We at Renew Baltimore are proud to join thousands of our fellow Baltimoreans to responsibly seek reductions in our city’s exorbitant and inequitable property tax rates. Our efforts will mitigate the effects of one our city’s primary sources of economic deterioration and unfairness while enhancing economic opportunities for all residents. Disparate property tax treatment has devastated many of our communities over generations, exposing many neighborhoods to underinvestment, joblessness, physical deterioration and despair.

From Park Heights to Cherry Hill to Lauraville, most Baltimoreans are burdened with a tax rate, at 2.248%, that is more than double the rate in the surrounding county. City officials have long tried to address this inequity by negotiating tax breaks to attract large-scale development projects — mostly in the city’s “white L” along the waterfront and central corridor.

This has led to a tax system that is both discriminatory and regressive. A luxury apartment building in the Inner Harbor pays an effective property tax rate that is 63% below the rate paid by most homeowners and small businesses. A Broening Highway Amazon facility pays an effective rate 84% below the city’s full rate, while the property tax bill on a luxury hotel in Harbor East is discounted 93%.

City leaders cut these special deals because they know that without them, the flight of population, jobs, and capital from Baltimore — a long-running threat to its health and viability — would be far worse. The city’s heavy tax burden is even more damaging to manufacturers and other equipment-intensive employers, who pay a 5.62% rate on the value of property and equipment used by their businesses. And the high rates affect renters as well as homeowners, since landlords aim to recover from tenants the full costs of their operations, including tax liabilities.
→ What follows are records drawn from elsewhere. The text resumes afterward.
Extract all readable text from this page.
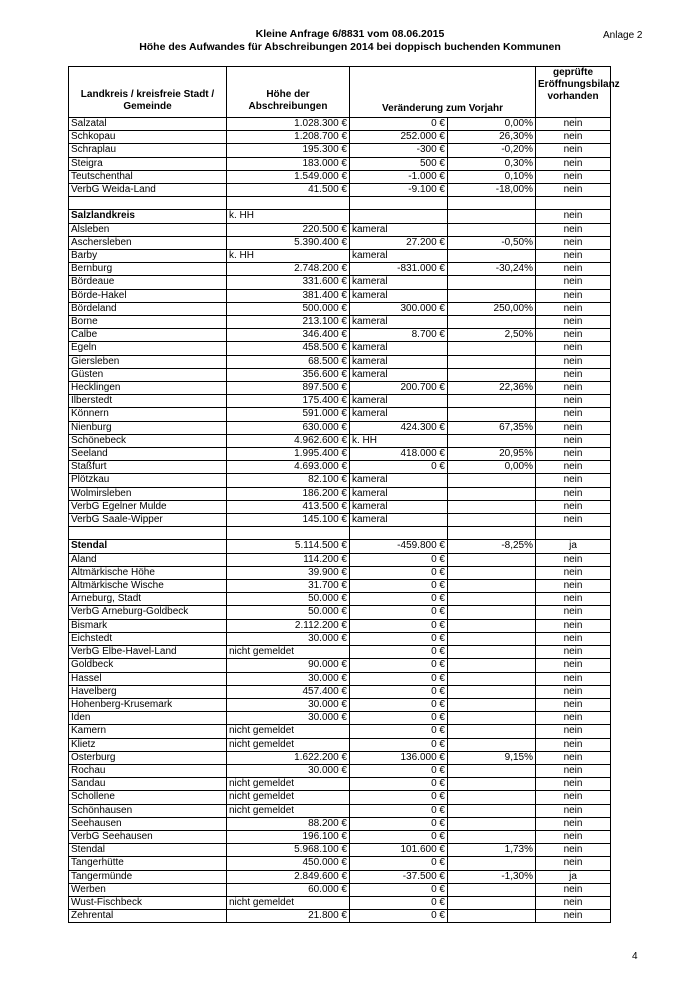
Kleine Anfrage 6/8831 vom 08.06.2015
Höhe des Aufwandes für Abschreibungen 2014 bei doppisch buchenden Kommunen
Anlage 2
Landkreis / kreisfreie Stadt / Gemeinde	Höhe der Abschreibungen	Veränderung zum Vorjahr		geprüfte Eröffnungsbilanz vorhanden
Salzatal	1.028.300 €	0 €	0,00%	nein
Schkopau	1.208.700 €	252.000 €	26,30%	nein
Schraplau	195.300 €	-300 €	-0,20%	nein
Steigra	183.000 €	500 €	0,30%	nein
Teutschenthal	1.549.000 €	-1.000 €	0,10%	nein
VerbG Weida-Land	41.500 €	-9.100 €	-18,00%	nein

Salzlandkreis	k. HH			nein
Alsleben	220.500 €	kameral		nein
Aschersleben	5.390.400 €	27.200 €	-0,50%	nein
Barby	k. HH	kameral		nein
Bernburg	2.748.200 €	-831.000 €	-30,24%	nein
Bördeaue	331.600 €	kameral		nein
Börde-Hakel	381.400 €	kameral		nein
Bördeland	500.000 €	300.000 €	250,00%	nein
Borne	213.100 €	kameral		nein
Calbe	346.400 €	8.700 €	2,50%	nein
Egeln	458.500 €	kameral		nein
Giersleben	68.500 €	kameral		nein
Güsten	356.600 €	kameral		nein
Hecklingen	897.500 €	200.700 €	22,36%	nein
Ilberstedt	175.400 €	kameral		nein
Könnern	591.000 €	kameral		nein
Nienburg	630.000 €	424.300 €	67,35%	nein
Schönebeck	4.962.600 €	k. HH		nein
Seeland	1.995.400 €	418.000 €	20,95%	nein
Staßfurt	4.693.000 €	0 €	0,00%	nein
Plötzkau	82.100 €	kameral		nein
Wolmirsleben	186.200 €	kameral		nein
VerbG Egelner Mulde	413.500 €	kameral		nein
VerbG Saale-Wipper	145.100 €	kameral		nein

Stendal	5.114.500 €	-459.800 €	-8,25%	ja
Aland	114.200 €	0 €		nein
Altmärkische Höhe	39.900 €	0 €		nein
Altmärkische Wische	31.700 €	0 €		nein
Arneburg, Stadt	50.000 €	0 €		nein
VerbG Arneburg-Goldbeck	50.000 €	0 €		nein
Bismark	2.112.200 €	0 €		nein
Eichstedt	30.000 €	0 €		nein
VerbG Elbe-Havel-Land	nicht gemeldet	0 €		nein
Goldbeck	90.000 €	0 €		nein
Hassel	30.000 €	0 €		nein
Havelberg	457.400 €	0 €		nein
Hohenberg-Krusemark	30.000 €	0 €		nein
Iden	30.000 €	0 €		nein
Kamern	nicht gemeldet	0 €		nein
Klietz	nicht gemeldet	0 €		nein
Osterburg	1.622.200 €	136.000 €	9,15%	nein
Rochau	30.000 €	0 €		nein
Sandau	nicht gemeldet	0 €		nein
Schollene	nicht gemeldet	0 €		nein
Schönhausen	nicht gemeldet	0 €		nein
Seehausen	88.200 €	0 €		nein
VerbG Seehausen	196.100 €	0 €		nein
Stendal	5.968.100 €	101.600 €	1,73%	nein
Tangerhütte	450.000 €	0 €		nein
Tangermünde	2.849.600 €	-37.500 €	-1,30%	ja
Werben	60.000 €	0 €		nein
Wust-Fischbeck	nicht gemeldet	0 €		nein
Zehrental	21.800 €	0 €		nein
4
It’s true, of course, that some city programs aim to provide tax relief more broadly. Most notably, the Homestead Tax Credit limits to 4% the amount that qualifying city homeowners’ assessments can rise in any given year. In inflationary times like these, that might slow flight and keep some loyal Baltimoreans from being taxed out of their homes. But it doesn’t put the city’s rate on par with the nearby competition, and so can never reverse flight.

History shows clearly that the city’s piecemeal, discriminatory approach to mitigating its tax rate is not working: it has failed to adequately address the seven-decades-long exodus of people and investment that renders Baltimore a poorer, less economically dynamic, vibrant, or safe city. It’s also profoundly unfair that ordinary city residents and small employers most loyal to Baltimore face significantly higher tax burdens than suburbanites and the well-connected folks with the wherewithal to negotiate special deals.

Defenders of the status quo will say that reducing the real property tax rate will cost the city too much lost revenue. But the gradual reductions in property taxes that Renew Baltimore proposes — a 44.4% rate reduction spread over six years — will expand investment, invite more Baltimoreans to stay, accelerate in-migration, and create incentives for investors, large and small, to rehabilitate a considerable fraction of our housing stock.

Only with a more competitive property tax rate will Baltimore succeed in attracting new taxpayers, realize higher property and income tax collections, stabilize finances, and spread investment and new job opportunities more broadly and, yes, more equitably. Our surrounding counties all impose real property tax rates less than half the city’s rate. They all boast Triple-A bond ratings. We don’t.

Responsibly reducing and then capping the property tax rate at a more competitive level through a ballot initiative this November is the most democratic way to achieve these goals. With six modest reductions in manageable increments, the city will boast a tax rate that is competitive and attractive, albeit still a bit higher, than other major jurisdictions in Maryland. And by capping the rate in the city charter, the city will ensure that shifting political winds will not undermine this critical reform.

Tax caps have proven to be sustainable and popular over extended periods. Caps of some sort have long helped Anne Arundel, Prince George’s and Montgomery counties prosper. Their populations are increasing, along with their tax revenues. It’s past time for Baltimore to learn from them. The city’s elected leaders and their appointees would be wise to get to work now to take full advantage of the widespread popularity that Renew Baltimore’s initiative has generated and all that it will make possible.